Hands-On AI Part 20: Music Data Collection and Exploration

A Tutorial Series for Software Developers, Data Scientists, and Data Center Managers

This is the 20th article in the AI Developer Journey Tutorial Series and it continues the description of data collection and preparation in articles (Image Data Collection) and (Image Data Exploration) with a discussion on data collection and exploration for the music data. Be sure to check out previous articles in this series for help on team formation, project planning, dataset search, and other related topics.

The goal of this project is to:

Create an application that takes in a set of images.
Extract the emotional valence of the images.
Output a piece of music that fits the emotion.

This project’s approach to creating emotion-modulated music is to use an algorithm (Emotion-Based Music Transformation) to alter a base melody according to a specific emotion, and then harmonize and complete the melody using a deep learning model. To do this, the music datasets that are required are:

A training dataset for the melody completion algorithm (Bach chorales).
A set of popular melodies that serve as a template for emotion modulation.

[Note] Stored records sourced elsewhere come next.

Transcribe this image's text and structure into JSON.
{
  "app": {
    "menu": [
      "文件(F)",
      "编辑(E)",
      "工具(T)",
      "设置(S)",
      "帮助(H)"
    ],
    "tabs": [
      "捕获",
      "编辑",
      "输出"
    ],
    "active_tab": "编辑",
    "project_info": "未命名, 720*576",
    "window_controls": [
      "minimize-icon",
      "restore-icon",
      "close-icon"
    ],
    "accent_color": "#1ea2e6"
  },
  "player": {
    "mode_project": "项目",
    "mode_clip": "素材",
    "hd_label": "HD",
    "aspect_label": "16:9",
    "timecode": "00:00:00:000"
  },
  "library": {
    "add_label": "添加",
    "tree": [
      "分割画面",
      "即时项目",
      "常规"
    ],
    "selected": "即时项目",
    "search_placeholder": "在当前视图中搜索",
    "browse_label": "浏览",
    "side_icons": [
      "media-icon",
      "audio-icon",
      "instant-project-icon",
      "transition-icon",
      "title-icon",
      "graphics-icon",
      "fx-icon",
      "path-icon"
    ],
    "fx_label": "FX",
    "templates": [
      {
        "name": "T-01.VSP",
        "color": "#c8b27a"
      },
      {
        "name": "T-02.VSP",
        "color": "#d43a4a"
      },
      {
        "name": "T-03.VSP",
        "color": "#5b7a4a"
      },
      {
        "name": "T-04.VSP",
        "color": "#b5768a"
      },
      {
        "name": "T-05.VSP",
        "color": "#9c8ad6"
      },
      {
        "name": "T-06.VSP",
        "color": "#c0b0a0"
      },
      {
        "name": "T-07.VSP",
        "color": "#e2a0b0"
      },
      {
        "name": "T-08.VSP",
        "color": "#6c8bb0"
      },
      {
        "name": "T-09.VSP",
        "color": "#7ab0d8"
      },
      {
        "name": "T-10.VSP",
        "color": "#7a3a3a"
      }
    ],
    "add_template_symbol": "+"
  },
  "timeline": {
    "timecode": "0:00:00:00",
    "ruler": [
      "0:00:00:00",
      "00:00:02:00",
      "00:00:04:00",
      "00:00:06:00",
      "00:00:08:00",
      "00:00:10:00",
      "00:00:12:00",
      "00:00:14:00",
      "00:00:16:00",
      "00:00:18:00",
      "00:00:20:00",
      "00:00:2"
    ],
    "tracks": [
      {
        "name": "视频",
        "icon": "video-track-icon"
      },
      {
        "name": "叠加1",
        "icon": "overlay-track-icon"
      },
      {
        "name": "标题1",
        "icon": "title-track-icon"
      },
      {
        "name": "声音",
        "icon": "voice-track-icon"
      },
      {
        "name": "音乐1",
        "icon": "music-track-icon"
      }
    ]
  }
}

Music Data Collection and Exploration

Bach Chorales—Music21* Project¹

The choice to use Bach chorales as the training dataset for the music generation was explained in detail in the (Music Dataset Search) article. In that article, the music21* project was briefly introduced. Here, the music21 corpus access will be discussed in more detail.

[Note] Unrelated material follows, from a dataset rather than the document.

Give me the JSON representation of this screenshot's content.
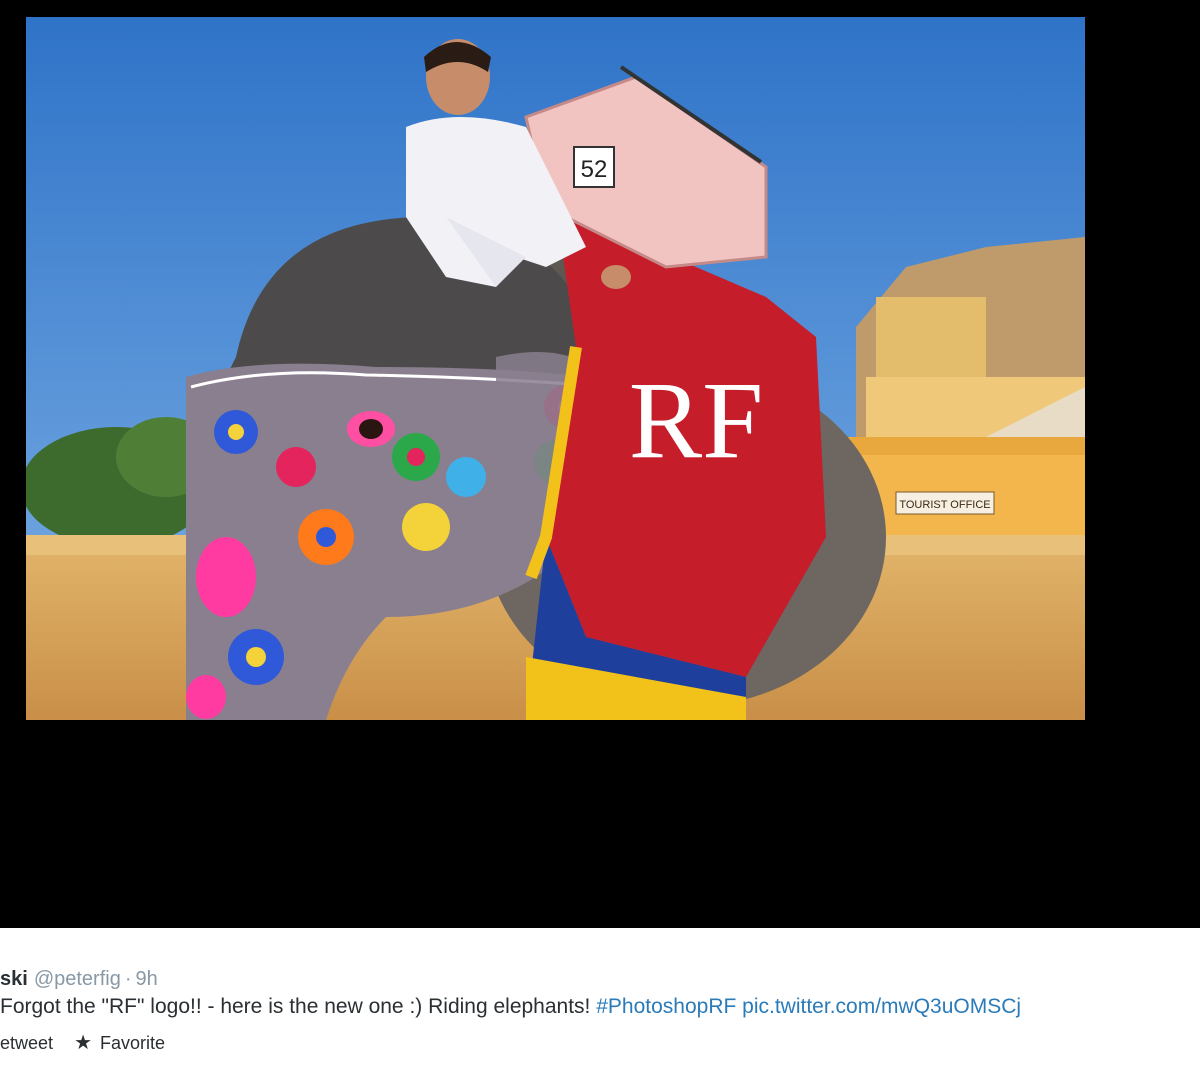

Music21 is a Python* based toolkit for computer-aided musicology, and includes a complete collection of Bach chorales as a part of its core corpus. Thus, data collection was as simple as installing the music21 toolkit (instructions available for macOS*, Windows*, and Linux*).

Once installed, the set of Bach chorales may be accessed using the following code:

from music21 import corpus
for score in corpus.chorales.Iterator(numberingSystem='bwv', returnType='stream'):
    pass
    # do stuff with scores here

Figure 1: Iterating through all Bach chorales.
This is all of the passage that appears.